News

CEO Take-Two nie pamięta o zapowiedziach fabularnego DLC do GTA

O fabularnym DLC do kampanii w GTA V mówi się już od 2013 roku, ale jeden z twórców zapytany, czy i jeśli tak to kiedy takowe powstanie, odpowiedział, że nie pamięta, by coś takiego zostało w ogóle ogłoszone. Nieco później sprawa została naprostowana, ale koniec końców i tak niewiele się wyjaśniło.

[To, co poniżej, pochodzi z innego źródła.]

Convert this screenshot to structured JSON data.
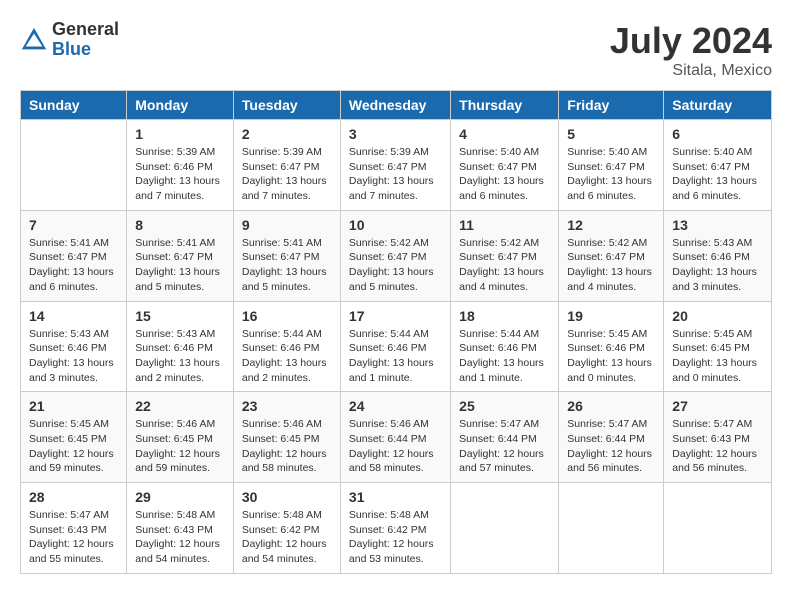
{
  "logo": {
    "general": "General",
    "blue": "Blue"
  },
  "title": "July 2024",
  "location": "Sitala, Mexico",
  "days_header": [
    "Sunday",
    "Monday",
    "Tuesday",
    "Wednesday",
    "Thursday",
    "Friday",
    "Saturday"
  ],
  "weeks": [
    [
      {
        "day": "",
        "sunrise": "",
        "sunset": "",
        "daylight": ""
      },
      {
        "day": "1",
        "sunrise": "Sunrise: 5:39 AM",
        "sunset": "Sunset: 6:46 PM",
        "daylight": "Daylight: 13 hours and 7 minutes."
      },
      {
        "day": "2",
        "sunrise": "Sunrise: 5:39 AM",
        "sunset": "Sunset: 6:47 PM",
        "daylight": "Daylight: 13 hours and 7 minutes."
      },
      {
        "day": "3",
        "sunrise": "Sunrise: 5:39 AM",
        "sunset": "Sunset: 6:47 PM",
        "daylight": "Daylight: 13 hours and 7 minutes."
      },
      {
        "day": "4",
        "sunrise": "Sunrise: 5:40 AM",
        "sunset": "Sunset: 6:47 PM",
        "daylight": "Daylight: 13 hours and 6 minutes."
      },
      {
        "day": "5",
        "sunrise": "Sunrise: 5:40 AM",
        "sunset": "Sunset: 6:47 PM",
        "daylight": "Daylight: 13 hours and 6 minutes."
      },
      {
        "day": "6",
        "sunrise": "Sunrise: 5:40 AM",
        "sunset": "Sunset: 6:47 PM",
        "daylight": "Daylight: 13 hours and 6 minutes."
      }
    ],
    [
      {
        "day": "7",
        "sunrise": "Sunrise: 5:41 AM",
        "sunset": "Sunset: 6:47 PM",
        "daylight": "Daylight: 13 hours and 6 minutes."
      },
      {
        "day": "8",
        "sunrise": "Sunrise: 5:41 AM",
        "sunset": "Sunset: 6:47 PM",
        "daylight": "Daylight: 13 hours and 5 minutes."
      },
      {
        "day": "9",
        "sunrise": "Sunrise: 5:41 AM",
        "sunset": "Sunset: 6:47 PM",
        "daylight": "Daylight: 13 hours and 5 minutes."
      },
      {
        "day": "10",
        "sunrise": "Sunrise: 5:42 AM",
        "sunset": "Sunset: 6:47 PM",
        "daylight": "Daylight: 13 hours and 5 minutes."
      },
      {
        "day": "11",
        "sunrise": "Sunrise: 5:42 AM",
        "sunset": "Sunset: 6:47 PM",
        "daylight": "Daylight: 13 hours and 4 minutes."
      },
      {
        "day": "12",
        "sunrise": "Sunrise: 5:42 AM",
        "sunset": "Sunset: 6:47 PM",
        "daylight": "Daylight: 13 hours and 4 minutes."
      },
      {
        "day": "13",
        "sunrise": "Sunrise: 5:43 AM",
        "sunset": "Sunset: 6:46 PM",
        "daylight": "Daylight: 13 hours and 3 minutes."
      }
    ],
    [
      {
        "day": "14",
        "sunrise": "Sunrise: 5:43 AM",
        "sunset": "Sunset: 6:46 PM",
        "daylight": "Daylight: 13 hours and 3 minutes."
      },
      {
        "day": "15",
        "sunrise": "Sunrise: 5:43 AM",
        "sunset": "Sunset: 6:46 PM",
        "daylight": "Daylight: 13 hours and 2 minutes."
      },
      {
        "day": "16",
        "sunrise": "Sunrise: 5:44 AM",
        "sunset": "Sunset: 6:46 PM",
        "daylight": "Daylight: 13 hours and 2 minutes."
      },
      {
        "day": "17",
        "sunrise": "Sunrise: 5:44 AM",
        "sunset": "Sunset: 6:46 PM",
        "daylight": "Daylight: 13 hours and 1 minute."
      },
      {
        "day": "18",
        "sunrise": "Sunrise: 5:44 AM",
        "sunset": "Sunset: 6:46 PM",
        "daylight": "Daylight: 13 hours and 1 minute."
      },
      {
        "day": "19",
        "sunrise": "Sunrise: 5:45 AM",
        "sunset": "Sunset: 6:46 PM",
        "daylight": "Daylight: 13 hours and 0 minutes."
      },
      {
        "day": "20",
        "sunrise": "Sunrise: 5:45 AM",
        "sunset": "Sunset: 6:45 PM",
        "daylight": "Daylight: 13 hours and 0 minutes."
      }
    ],
    [
      {
        "day": "21",
        "sunrise": "Sunrise: 5:45 AM",
        "sunset": "Sunset: 6:45 PM",
        "daylight": "Daylight: 12 hours and 59 minutes."
      },
      {
        "day": "22",
        "sunrise": "Sunrise: 5:46 AM",
        "sunset": "Sunset: 6:45 PM",
        "daylight": "Daylight: 12 hours and 59 minutes."
      },
      {
        "day": "23",
        "sunrise": "Sunrise: 5:46 AM",
        "sunset": "Sunset: 6:45 PM",
        "daylight": "Daylight: 12 hours and 58 minutes."
      },
      {
        "day": "24",
        "sunrise": "Sunrise: 5:46 AM",
        "sunset": "Sunset: 6:44 PM",
        "daylight": "Daylight: 12 hours and 58 minutes."
      },
      {
        "day": "25",
        "sunrise": "Sunrise: 5:47 AM",
        "sunset": "Sunset: 6:44 PM",
        "daylight": "Daylight: 12 hours and 57 minutes."
      },
      {
        "day": "26",
        "sunrise": "Sunrise: 5:47 AM",
        "sunset": "Sunset: 6:44 PM",
        "daylight": "Daylight: 12 hours and 56 minutes."
      },
      {
        "day": "27",
        "sunrise": "Sunrise: 5:47 AM",
        "sunset": "Sunset: 6:43 PM",
        "daylight": "Daylight: 12 hours and 56 minutes."
      }
    ],
    [
      {
        "day": "28",
        "sunrise": "Sunrise: 5:47 AM",
        "sunset": "Sunset: 6:43 PM",
        "daylight": "Daylight: 12 hours and 55 minutes."
      },
      {
        "day": "29",
        "sunrise": "Sunrise: 5:48 AM",
        "sunset": "Sunset: 6:43 PM",
        "daylight": "Daylight: 12 hours and 54 minutes."
      },
      {
        "day": "30",
        "sunrise": "Sunrise: 5:48 AM",
        "sunset": "Sunset: 6:42 PM",
        "daylight": "Daylight: 12 hours and 54 minutes."
      },
      {
        "day": "31",
        "sunrise": "Sunrise: 5:48 AM",
        "sunset": "Sunset: 6:42 PM",
        "daylight": "Daylight: 12 hours and 53 minutes."
      },
      {
        "day": "",
        "sunrise": "",
        "sunset": "",
        "daylight": ""
      },
      {
        "day": "",
        "sunrise": "",
        "sunset": "",
        "daylight": ""
      },
      {
        "day": "",
        "sunrise": "",
        "sunset": "",
        "daylight": ""
      }
    ]
  ]
}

Fabularne rozwinięcie historii w GTA V zostało po raz pierwszy zapowiedziane na blogu Rockstar Newswire pod koniec 2013 roku. Rok później, czyli mniej więcej wtedy, kiedy dodatek miał już ujrzeć światło dzienne, Shawn Fonteno, aktor podkładający głos Franklinowi, zdradził, że prace nad dodatkiem są „pierwszą rzeczą do skończenia na jego liście to-do”.

GTA 1

Od tamtej pory aż do przedwczorajszej konferencji dotyczącej finansów koncernu Take-Two kwestia rozszerzenia została zapomniana – i to, jak się okazuje, dosłownie. CEO firmy, Strauss Zelnick, zapytany przez analityka rynku gier o przyszłość rzeczonego DLC odparł, że nie pamięta, by taki dodatek był kiedykolwiek zapowiadany:

GTA 2

„Nie mówiliśmy o fabularnym DLC. Mówiliśmy o napadach i te zostały wydane”. Analityk dodał: „Ale dobrze pamiętam, że poruszaliście ten temat mniej więcej przy premierze gry?”, co Zelnick skwitował: „Uhh, mamy różne wspomnienia”. Biorąc pod uwagę wcześniejsze wydarzenia, taka reakcja wydaje się co najmniej nietypowa, nieprawdaż?

gta3

Na szczęście po konferencji Take-Two wydało oświadczenie, które zdaje się naprostowywać wypowiedź swojego CEO: „Strauss się dzisiaj pomylił. Ponad rok temu Rockstar Games ogłosiło, że bada możliwości związane z fabularnym rozszerzeniem do GTA V, ale od tamtej pory nie pojawiła się na ten temat żadna informacja. Jak zawsze, dzielenie się nowościami o swoich grach pozostawiamy w gestii samego Rockstar Games, kiedy tylko będzie na to gotowe”.

GTA 4

Brak jakichkolwiek wypowiedzi co do tego, czym studio się zajmuje to w przypadku Rockstar zupełnie normalna praktyka. Ale z tego wszystkiego w końcu nie wiadomo, czy fabularne DLC kiedyś się w ogóle ukaże – sprawa niby została naprostowana, ale tak naprawdę nikt niczemu nie zaprzeczył i nikt niczego nie potwierdził. Możemy jedynie mieć nadzieję, że prędzej czy później Rockstar wyleje wodę z ust i jakkolwiek się do tego odniesie.